Computer Vision, Machine Learning and Autonomous Systems Lectures
After the very successful completion of a) the 2020 Spring edition of the CVML Web Lecture Series and b) the ‘Summer School on Autonomous Systems 2020’ 17-21/8/2020, attracting more than 100 registrants, AIIA Lab (AIIA.CVML research group) offers an asynchronous mode to study Computer Vision, Machine Learning and Autonomous Systems topics. CVML Web Lecture list is found below. Sample material of this course is available at the lecture topics is provided as well.
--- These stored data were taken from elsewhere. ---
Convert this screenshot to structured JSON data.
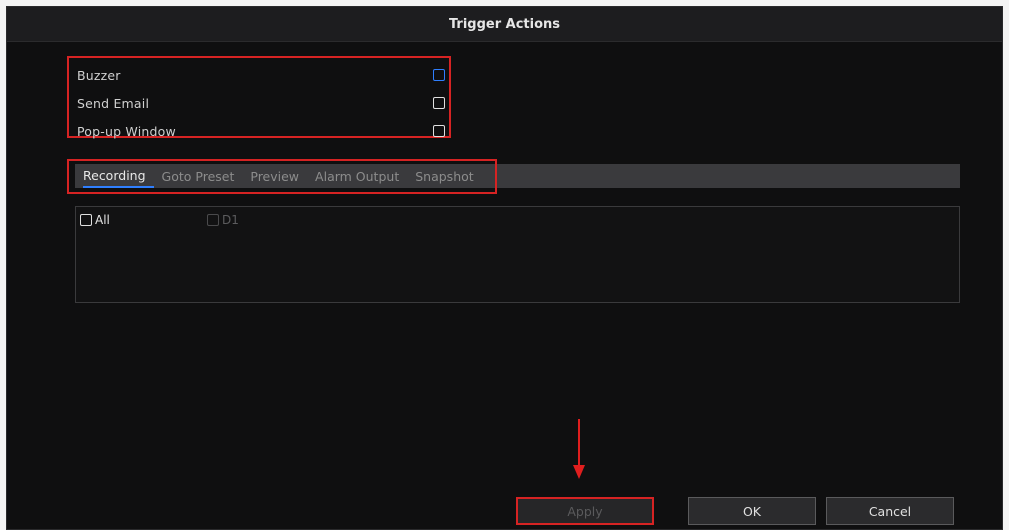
{
  "dialog": {
    "title": "Trigger Actions"
  },
  "actions": [
    {
      "label": "Buzzer",
      "checked": false
    },
    {
      "label": "Send Email",
      "checked": false
    },
    {
      "label": "Pop-up Window",
      "checked": false
    }
  ],
  "tabs": [
    {
      "label": "Recording",
      "active": true
    },
    {
      "label": "Goto Preset",
      "active": false
    },
    {
      "label": "Preview",
      "active": false
    },
    {
      "label": "Alarm Output",
      "active": false
    },
    {
      "label": "Snapshot",
      "active": false
    }
  ],
  "channels": {
    "all_label": "All",
    "d1_label": "D1"
  },
  "buttons": {
    "apply": "Apply",
    "ok": "OK",
    "cancel": "Cancel"
  },
  "colors": {
    "accent_blue": "#2f7fff",
    "highlight_red": "#d62323",
    "background": "#0f0f10"
  }
}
This asynchronous e-course provides an overview and in-depth presentation of the various computer vision and deep learning problems encountered in autonomous systems perception, e.g. in drone imaging or autonomous car vision. It consists of 20 lectures 1-hour lectures (and related material) covering the following domains:
a. Computer vision. After reviewing image acquisition, camera geometry (mapping the 3D world on a 2D image plane) and camera calibration, stereo and multi-view imaging systems are presented for recovering 3D world geometry from 2D images. This is complemented by Structure from Motion (SfM) towards Simultaneous Localization and Mapping (SLAM) for vehicle and/or target localization and visual object tracking and 3D localization. Motion estimation algorithms are also overviewed.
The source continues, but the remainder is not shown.